La guerre de 2023 redéfinit-elle l'identité d'Israël ?
La guerre de 2023 est devenue la plus longue qu'Israël ait menée depuis sa création en 1948, et la plus brutale, expansive et complexe, en raison de la multiplicité de ses parties et de l'entrelacement de ses formes—entre guerres proches et lointaines, et entre guerres régulières et irrégulières. Elle est également parmi les conflits les plus impactants au Moyen-Orient, peut-être juste après la guerre de 1948.
En plus de tout cela, cette guerre est devenue la troisième guerre fondatrice dans l'histoire de cet État de la région, après la première guerre fondatrice, qui a conduit à la création d'Israël en 1948 aux dépens des Palestiniens, et la deuxième guerre en 1967, qui a conduit à l'expansion de cet État sur les territoires syriens et égyptiens, et à sa domination sur l'ensemble de la terre palestinienne de la rivière à la mer.
Compenser un peuple par la catastrophe d'un autre peuple !
Le mouvement sioniste, et plus tard Israël, ont établi ou justifié la première guerre comme une compensation pour les Juifs victimes de l'Holocauste, même si le projet sioniste a commencé avant la Seconde Guerre mondiale et avant l'ascension des nazis en Allemagne, plusieurs décennies plus tôt. Cependant, aucun crime ne peut autoriser ou justifier un autre crime, en particulier contre un autre peuple, et la catastrophe d'un peuple ne peut pas compenser le désastre d'un autre.
Dans la guerre de juin 1967, Israël prétendait être un État entouré d'ennemis cherchant à le détruire, affirmant son droit légitime à l'autodéfense, y compris l'occupation de terres d'autres pays. En général, dans tous les cas, Israël s'est présenté comme un État attaqué, comme un pays démocratique et une extension de l'Ouest dans la région, recherchant la sympathie et le soutien des pays occidentaux et des sociétés.
Ce qui distingue la guerre actuelle, en cours depuis plus de deux ans et demi, c'est qu'Israël a pratiquement abandonné toutes ses revendications précédentes et n'y adhère plus, se révélant comme un État puissant et arrogant capable de faire face à plusieurs ennemis à la fois, ne rougissant pas de se faire dépeindre comme commettant un génocide brutal, et indifférent à sa divergence d'avec l'Ouest en raison de ses politiques coloniales, racistes et exterminatoires.
Si la première guerre a fondé Israël à l'image de Ben-Gourion et du Parti Mapai (plus tard Travailliste), et si la guerre de 1967 a établi le deuxième Israël—préparant le terrain pour la montée du Likoud et de la droite nationale et religieuse en 1977 après la guerre de 1973—alors la guerre de 2023 pourrait fonder un troisième Israël, différent de ses prédécesseurs, voire contraire à eux, se transformant en un État d'extrémistes nationalistes et religieux.
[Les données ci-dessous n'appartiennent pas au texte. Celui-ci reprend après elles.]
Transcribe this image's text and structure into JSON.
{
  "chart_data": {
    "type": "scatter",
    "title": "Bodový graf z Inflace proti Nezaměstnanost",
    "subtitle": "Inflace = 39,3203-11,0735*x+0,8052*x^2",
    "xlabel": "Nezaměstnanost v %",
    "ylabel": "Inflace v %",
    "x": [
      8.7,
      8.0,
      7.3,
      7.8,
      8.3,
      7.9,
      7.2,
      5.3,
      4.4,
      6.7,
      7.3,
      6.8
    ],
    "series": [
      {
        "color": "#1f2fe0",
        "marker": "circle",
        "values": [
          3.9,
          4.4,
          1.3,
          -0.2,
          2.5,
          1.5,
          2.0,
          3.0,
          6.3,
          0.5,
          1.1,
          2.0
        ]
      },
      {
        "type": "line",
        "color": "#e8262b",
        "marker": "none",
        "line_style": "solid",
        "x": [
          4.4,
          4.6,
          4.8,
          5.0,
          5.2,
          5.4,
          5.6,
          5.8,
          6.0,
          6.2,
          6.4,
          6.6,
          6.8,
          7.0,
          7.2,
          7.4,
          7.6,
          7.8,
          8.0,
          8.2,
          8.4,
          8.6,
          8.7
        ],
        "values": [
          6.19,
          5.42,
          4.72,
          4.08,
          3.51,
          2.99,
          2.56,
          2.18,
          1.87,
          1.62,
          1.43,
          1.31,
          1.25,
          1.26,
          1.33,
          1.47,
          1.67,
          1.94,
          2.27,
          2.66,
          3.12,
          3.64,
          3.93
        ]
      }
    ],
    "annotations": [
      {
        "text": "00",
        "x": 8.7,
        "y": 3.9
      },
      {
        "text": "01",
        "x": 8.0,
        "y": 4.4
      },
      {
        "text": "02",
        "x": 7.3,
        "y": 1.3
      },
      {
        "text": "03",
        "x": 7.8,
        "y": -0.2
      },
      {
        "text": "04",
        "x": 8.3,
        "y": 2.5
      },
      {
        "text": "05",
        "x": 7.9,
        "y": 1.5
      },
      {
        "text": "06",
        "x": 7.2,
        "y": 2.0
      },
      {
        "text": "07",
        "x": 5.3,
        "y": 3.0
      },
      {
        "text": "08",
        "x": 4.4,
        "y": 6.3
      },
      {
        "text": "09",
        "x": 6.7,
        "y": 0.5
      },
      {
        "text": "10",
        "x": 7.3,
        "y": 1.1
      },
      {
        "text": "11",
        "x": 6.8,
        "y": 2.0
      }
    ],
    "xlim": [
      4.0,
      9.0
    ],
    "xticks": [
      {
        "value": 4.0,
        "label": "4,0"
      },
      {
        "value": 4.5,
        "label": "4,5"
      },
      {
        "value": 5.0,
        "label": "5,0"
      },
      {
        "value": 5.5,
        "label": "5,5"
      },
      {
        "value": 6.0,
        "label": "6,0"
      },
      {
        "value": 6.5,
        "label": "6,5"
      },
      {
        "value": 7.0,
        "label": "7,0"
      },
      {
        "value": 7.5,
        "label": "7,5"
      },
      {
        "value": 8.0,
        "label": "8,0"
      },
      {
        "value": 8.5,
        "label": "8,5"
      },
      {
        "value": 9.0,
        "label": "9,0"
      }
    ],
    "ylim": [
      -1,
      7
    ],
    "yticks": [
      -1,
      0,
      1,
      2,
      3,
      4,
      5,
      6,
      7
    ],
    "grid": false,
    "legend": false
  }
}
L'extrémisme contre l'Ouest aussi ?
Il faut également noter que cet extrémisme n'est pas dirigé seulement contre les Palestiniens et les Arabes, mais aussi contre l'Ouest lui-même, qui s'éloigne désormais des politiques israéliennes, les considérant comme un fardeau sécuritaire, politique, économique et éthique. Même en Israël, les extrémistes poussent à en faire un État plus religieux, au détriment de son identité laïque, et à privilégier sa nature d'État juif sur celle d'un État démocratique et libéral, même pour ses propres citoyens juifs.
L'implication de cette transformation est qu'Israël—établi comme un État colonial, raciste, religieux, agressif et externe dans la région, et contrairement à la formation naturelle des États dans le monde—révèle maintenant sa nature profonde à travers ses extrémistes, y compris envers les Juifs israéliens laïques et libéraux.
Il convient de rappeler que cette trajectoire avait déjà commencé avant «le Déluge d'Al-Aqsa» fin 2023, grâce aux efforts du gouvernement Netanyahu, Smotrich et Ben Gvir, pour saper le pouvoir judiciaire dans ce qui a été décrit comme un coup d'État constitutionnel, visant à permettre au gouvernement de dominer toutes les autorités et de transformer Israël en un État national et religieux pour les Juifs extrémistes. Cela confirme que l'extrémisme contre les Israéliens est parallèle à l'extrémisme contre les Palestiniens, et que l'opération «déluge», quelle que soit son évaluation, n'a fait qu'accélérer ces transformations au sein d'Israël, les dévoilant plus que jamais auparavant.